Doch was sagt der Koran dazu?

Was ist überhaupt Demokratie?

Demokratie (griechisch Δημοκρατία, von δῆμος [dēmos], „Volk“, und κρατία [kratía], „Herrschaft“, vgl. -kratie; wörtlich: Herrschaft des Volkes) bezeichnet einerseits das Ideal einer durch die Zustimmung der Mehrheit der Bürger und deren Beteiligung legitimierten Regierungsform, der „Volksherrschaft“. Diese Idealvorstellung wird in Demokratietheorien konkretisiert, die jeweils eine bestimmte Vorstellung von Demokratie beinhalten: so die direkte Demokratie, repräsentative Demokratie, Demarchie, Radikaldemokratie oder Basisdemokratie.

Quelle: http://de.wikipedia.org/wiki/Demokratie

Folglich kann Demokratie sich in unterschiedlichen Varianten widerspiegeln und ist auf Grund der Begrifflichkeit lediglich daran gebunden, dass das Volk die angebotene Regierungsform trägt und nicht dagegen ist. Diese Annahme korrespondiert mit Sure 18 Vers 29:

Und sag: (Es ist) die Wahrheit von eurem Herrn.
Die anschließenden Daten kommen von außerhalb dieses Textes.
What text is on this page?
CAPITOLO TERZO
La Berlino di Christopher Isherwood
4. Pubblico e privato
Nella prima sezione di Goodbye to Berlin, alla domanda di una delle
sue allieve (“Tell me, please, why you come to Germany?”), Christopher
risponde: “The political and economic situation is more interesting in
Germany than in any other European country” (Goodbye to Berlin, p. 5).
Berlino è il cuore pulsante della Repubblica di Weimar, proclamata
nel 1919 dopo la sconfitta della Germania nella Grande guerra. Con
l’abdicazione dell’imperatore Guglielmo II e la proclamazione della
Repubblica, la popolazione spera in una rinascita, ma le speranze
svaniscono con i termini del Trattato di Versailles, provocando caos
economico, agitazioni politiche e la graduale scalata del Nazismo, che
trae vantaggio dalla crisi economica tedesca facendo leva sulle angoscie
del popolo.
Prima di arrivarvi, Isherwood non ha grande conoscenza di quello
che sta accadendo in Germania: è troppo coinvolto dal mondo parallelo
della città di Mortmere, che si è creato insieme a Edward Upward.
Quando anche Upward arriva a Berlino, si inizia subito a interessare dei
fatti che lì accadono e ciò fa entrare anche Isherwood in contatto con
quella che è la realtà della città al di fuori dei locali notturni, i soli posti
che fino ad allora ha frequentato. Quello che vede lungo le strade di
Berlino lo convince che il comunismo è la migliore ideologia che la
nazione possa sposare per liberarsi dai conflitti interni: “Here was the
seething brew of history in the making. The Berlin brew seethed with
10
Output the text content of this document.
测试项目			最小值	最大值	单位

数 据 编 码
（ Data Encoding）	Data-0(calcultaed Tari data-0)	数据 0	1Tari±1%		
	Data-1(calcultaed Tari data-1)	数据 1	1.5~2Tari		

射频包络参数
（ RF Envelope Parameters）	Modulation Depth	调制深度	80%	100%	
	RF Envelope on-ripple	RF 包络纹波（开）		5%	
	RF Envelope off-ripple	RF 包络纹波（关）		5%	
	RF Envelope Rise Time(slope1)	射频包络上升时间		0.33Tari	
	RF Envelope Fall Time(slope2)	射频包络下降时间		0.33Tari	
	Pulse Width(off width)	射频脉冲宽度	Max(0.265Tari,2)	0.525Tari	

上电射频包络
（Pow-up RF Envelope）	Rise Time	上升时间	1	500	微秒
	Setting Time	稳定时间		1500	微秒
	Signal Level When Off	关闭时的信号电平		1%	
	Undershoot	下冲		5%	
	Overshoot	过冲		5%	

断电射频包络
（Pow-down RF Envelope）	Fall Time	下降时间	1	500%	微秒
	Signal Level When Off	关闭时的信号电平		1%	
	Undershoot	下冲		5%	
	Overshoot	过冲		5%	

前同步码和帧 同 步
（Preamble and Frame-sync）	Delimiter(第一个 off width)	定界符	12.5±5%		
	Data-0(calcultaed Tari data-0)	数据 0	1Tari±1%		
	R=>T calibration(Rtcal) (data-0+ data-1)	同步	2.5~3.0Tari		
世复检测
Wer nun will, der soll glauben, und wer will, der soll ungläubig sein. Gewiß, Wir haben den Ungerechten ein Feuer bereitet, dessen Zeltdecke sie umfangen hält. Und wenn sie um Hilfe rufen, wird ihnen mit Wasser wie geschmolzenem Erz geholfen, das die Gesichter versengt – ein schlimmes Getränk und ein böser Rastplatz!

وقل الحق من ربكم فمن شاء فليومن ومن شاء فليكفر انا اعتدنا للظلمين نارا احاط بهم سرادقها وان يستغيثوا يغاثوا بماء كالمهل يشوى الوجوه بئس الشراب وساءت مرتفقا

Der ideale auf koranischen Prinzipien beruhende Staat kann somit nur so lange existent sein, so lange die Menschen dies wünschen. Es gibt keinen Grund, den Glauben oder die Gesetze gegen den Willen der Menschen durchzusetzen. Jeglicher weltlicher Sanktion wird eine Absage erteilt, indem ausschließlich auf eine jenseitige Konsequenz verwiesen wird. Doch wer ist nun eigentlich berechtigt zu entscheiden? Der Koran fordert dazu auf Gott, dem Gesandten und den Befehlshabern zu gehorchen (4/59):

O die ihr glaubt, gehorcht Allah und gehorcht dem Gesandten und den Befehlshabern unter euch! Wenn ihr miteinander über etwas streitet, dann bringt es vor Allah und den Gesandten, wenn ihr wirklich an Allah und den Jüngsten Tag glaubt. Das ist am besten und am ehesten ein guter Ausgang.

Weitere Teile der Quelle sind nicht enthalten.